Biz Vural Yörük’ün yeniden aday olacağını konuşurken siz adaylığınızı duyurdunuz. Aday olma fikri nasıl ortaya çıktı?

Uzun yıllardır siyasetin içerisindeyim. 99 yılında DSP’de siyasete başladım. Yılmaz Büyükerşen’in, Ahmet Ataç’ın ilk başkan seçildiği seçimlerde, ben o zaman ki DSP yönetimindeydim. Sanki ben hiç yokmuşum, öyle birdenbire çıkmışım gibi davranılıyor. Üç dönem il yönetimde bulundum. 2011’de CHP’den milletvekili aday adayı oldum, 2014 seçimlerinde de belediye meclis üyesi seçildim. Siyaset bir ekip işidir. Bu her partide böyledir. Aklımda ‘Tepebaşı’na aday olayım’ diye bir düşüncede yoktu. Öyle özel gelişmiş bir durum. Ekibim tarafından ‘aday olur musun’ denildi.

‘Ekibim’ dediniz. Bu ekipte kimler var?

İsim çok konuşmak istemem ama kurucu ilçe başkanımız Hamza Akpınar’dır ilk bana söyleyen. Onun üzerine böyle bir karar verdik.

Eğer kongrede seçimi kazanırsanız, partiyi 2019’a siz taşıyacaksınız? Partinizin Tepebaşı’nda durumu nedir? İşiniz zor mu ya da kolay mı?

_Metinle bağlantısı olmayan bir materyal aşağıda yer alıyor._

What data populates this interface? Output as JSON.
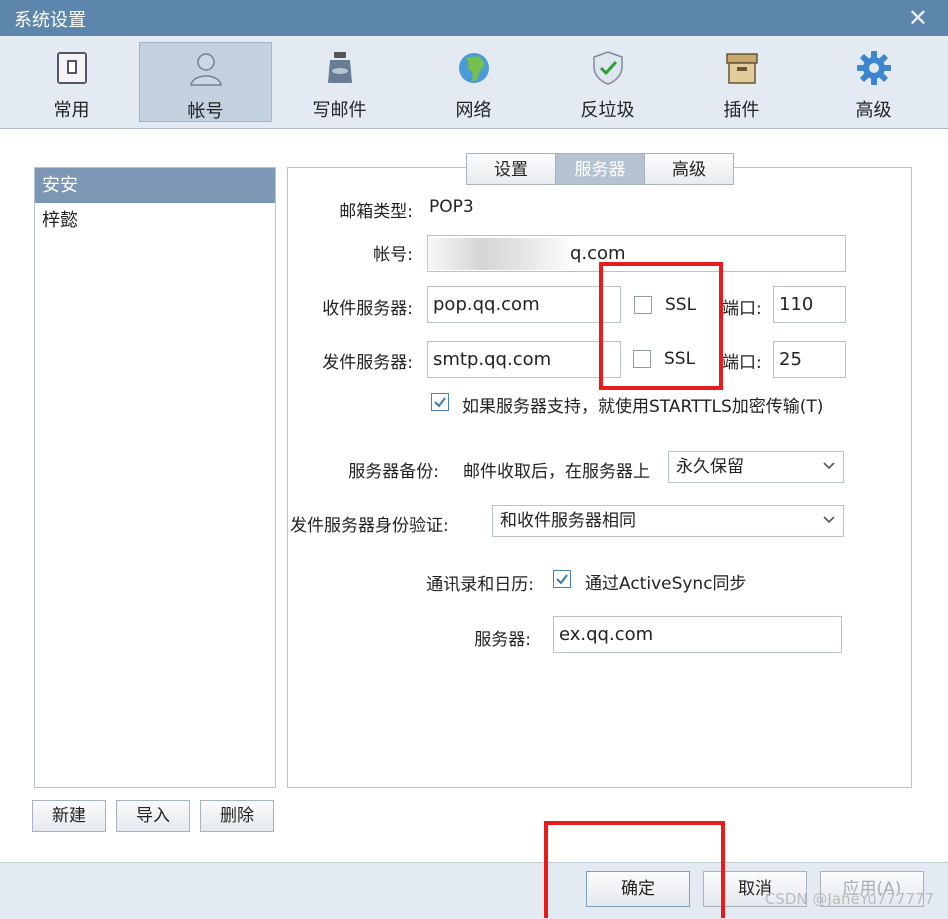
{
  "window": {
    "title": "系统设置",
    "close_glyph": "✕"
  },
  "toolbar": {
    "items": [
      {
        "label": "常用",
        "icon": "general-icon"
      },
      {
        "label": "帐号",
        "icon": "account-icon",
        "active": true
      },
      {
        "label": "写邮件",
        "icon": "compose-icon"
      },
      {
        "label": "网络",
        "icon": "network-icon"
      },
      {
        "label": "反垃圾",
        "icon": "antispam-icon"
      },
      {
        "label": "插件",
        "icon": "plugin-icon"
      },
      {
        "label": "高级",
        "icon": "advanced-icon"
      }
    ]
  },
  "accounts": {
    "items": [
      {
        "label": "安安",
        "selected": true
      },
      {
        "label": "梓懿",
        "selected": false
      }
    ],
    "new_label": "新建",
    "import_label": "导入",
    "delete_label": "删除"
  },
  "tabs": [
    {
      "label": "设置"
    },
    {
      "label": "服务器",
      "active": true
    },
    {
      "label": "高级"
    }
  ],
  "form": {
    "mailbox_type_label": "邮箱类型:",
    "mailbox_type_value": "POP3",
    "account_label": "帐号:",
    "account_value": "q.com",
    "incoming_label": "收件服务器:",
    "incoming_value": "pop.qq.com",
    "incoming_ssl_label": "SSL",
    "incoming_ssl_checked": false,
    "incoming_port_label": "端口:",
    "incoming_port_value": "110",
    "outgoing_label": "发件服务器:",
    "outgoing_value": "smtp.qq.com",
    "outgoing_ssl_label": "SSL",
    "outgoing_ssl_checked": false,
    "outgoing_port_label": "端口:",
    "outgoing_port_value": "25",
    "starttls_label": "如果服务器支持，就使用STARTTLS加密传输(T)",
    "starttls_checked": true,
    "backup_label": "服务器备份:",
    "backup_desc": "邮件收取后，在服务器上",
    "backup_value": "永久保留",
    "auth_label": "发件服务器身份验证:",
    "auth_value": "和收件服务器相同",
    "contacts_label": "通讯录和日历:",
    "activesync_label": "通过ActiveSync同步",
    "activesync_checked": true,
    "server_label": "服务器:",
    "server_value": "ex.qq.com"
  },
  "footer": {
    "ok_label": "确定",
    "cancel_label": "取消",
    "apply_label": "应用(A)"
  },
  "watermark": "CSDN @JaneYu777777",
  "colors": {
    "titlebar": "#5d86ad",
    "selection": "#7b97b3",
    "highlight": "#e81c1c",
    "checkbox": "#4a7fb5"
  }
}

Talip olduğum görevin hem çok kolay, hem de çok zor bir görev olduğunun farkındayım. Tepebaşı kolay çünkü; Ahmet Ataç gibi bir belediye başkanı var orada. Onun herkesle, her noktada kurduğu gönül bağı siyaseten işimizi kolaylaştırıyor.  Tepebaşı zor çünkü; genel seçim ve yerel seçim farkı var. Genel seçimde ikinci partiyiz. Ama yerel seçimde 10 puan fark atmışız. Bizim kendi açımızdan yapacağımız iş bunun nedenlerini araştırıp, analizini yapmak. Yerel seçimde oy farkını yükseltip, genel seçimde de yerel seçimdeki oyları koruyup artırmamız gerekiyor.

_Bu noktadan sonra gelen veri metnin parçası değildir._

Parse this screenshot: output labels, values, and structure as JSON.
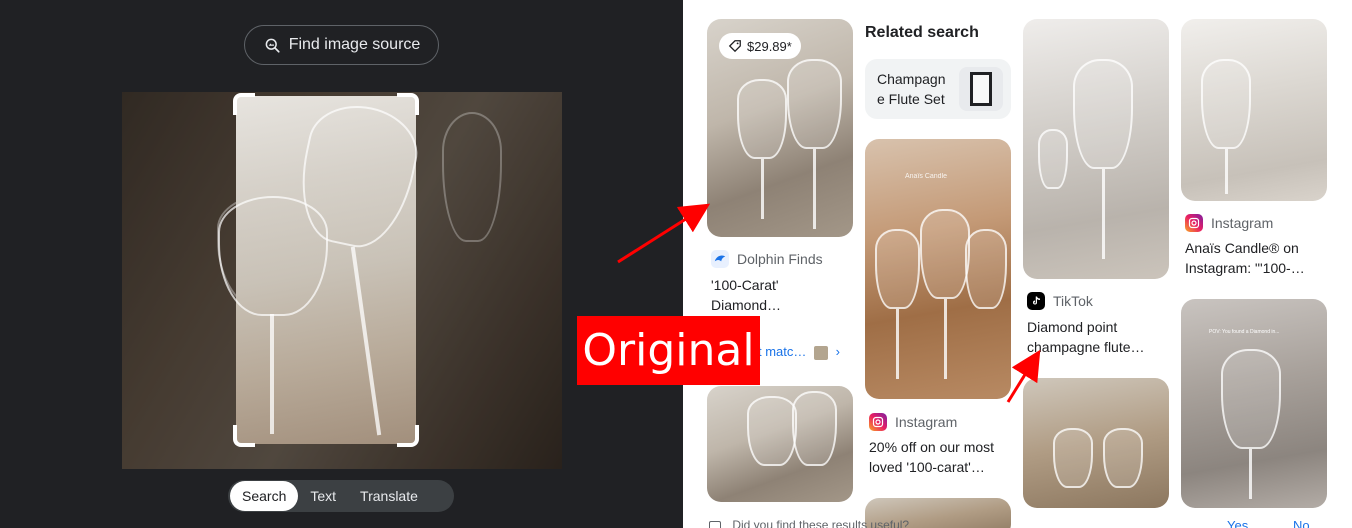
{
  "left_pane": {
    "find_source_label": "Find image source",
    "tabs": [
      "Search",
      "Text",
      "Translate"
    ],
    "active_tab": "Search"
  },
  "annotation": {
    "label": "Original",
    "color": "#ff0000"
  },
  "results": {
    "col1": {
      "price": "$29.89*",
      "source": "Dolphin Finds",
      "title_line1": "'100-Carat'",
      "title_line2": "Diamond…",
      "exact_matches": "t matc…"
    },
    "related": {
      "heading": "Related search",
      "chip_line1": "Champagn",
      "chip_line2": "e Flute Set"
    },
    "col2": {
      "source": "Instagram",
      "title_line1": "20% off on our most",
      "title_line2": "loved '100-carat'…",
      "img_text": "Anaïs Candle"
    },
    "col3": {
      "source": "TikTok",
      "title_line1": "Diamond point",
      "title_line2": "champagne flute…"
    },
    "col4": {
      "source": "Instagram",
      "title_line1": "Anaïs Candle® on",
      "title_line2": "Instagram: \"'100-…",
      "img_text": "POV: You found a Diamond in..."
    }
  },
  "footer": {
    "question": "Did you find these results useful?",
    "yes": "Yes",
    "no": "No"
  }
}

Peki Ahmet Ataç’ın olmadığı bir Tepebaşı’nda, CHP’nin durumu ne olur?

Ben bunu bugün ki şartlarla değerlendirebilirim. Şuan onun (Ahmet Ataç) siyaseti aşan gönül bağı sayesinde, o bölgede CHP’ye ilgi var zaten. Hiçbir mahallede zorlanacağını düşünmüyorum. Hem doğrudan ilişki açısından, hem teşkilatlanma açısından. Şuan ki gerçeklik bu. Olsaydı, olmasaydı o farklı bir tartışma.

Delege sürecinde sizi sahada çok göremedik. Belki varlığınız vardı ama biz dışarıdan biri olarak bunu çok hissedemedik. Delege ile ilişkileriniz nasıl? Destek bulabilecek misiniz?

Ben merkez ilçeyken de siyaset yaptım partide. Odunpazarı, Tepebaşı diye ayrıldıktan sonra Odunpazarı’nda kaldım. Arifiye Mahallesi’nde oturduğum için. Siyaseti daha çok Odunpazarı’nda yaptım. Odunpazarı’nda nereye giderseniz, beni her üye bilir ve tanır. Doğal olarak Tepebaşı bölgesinde delege seçimleri yapmadık. Çünkü benim bölgem değildi. 4 sene önce Sazova Mahallesi’ne taşındım. Dört senedir bu bölgedeyim. İki sene öncesi delege seçimlerinde Sazova delegesiydim. Delege toplantılarına Ertuğrulgazi’den başladım, Sütlüce’ye kadar devam edecek. Salı gününe kadar bitireceğimi düşünüyorum. Büyük mahalleri bitirdim aslında. Hiçbir sıkıntı yok. Delegenin ilgisi iyi. Şuana kadar ‘Sen niye aday oldun, nasıl aday oldun’ diyen hiçbir delegeye rastlamadım.  


 

Tepebaşı bölgesinde yapılan delege seçimlerinde, bazı mahallerde çoğunluk sağlanamadığı için seçimler ertelendi. Partili sandığa biraz ilgisiz mi kaldı sizce?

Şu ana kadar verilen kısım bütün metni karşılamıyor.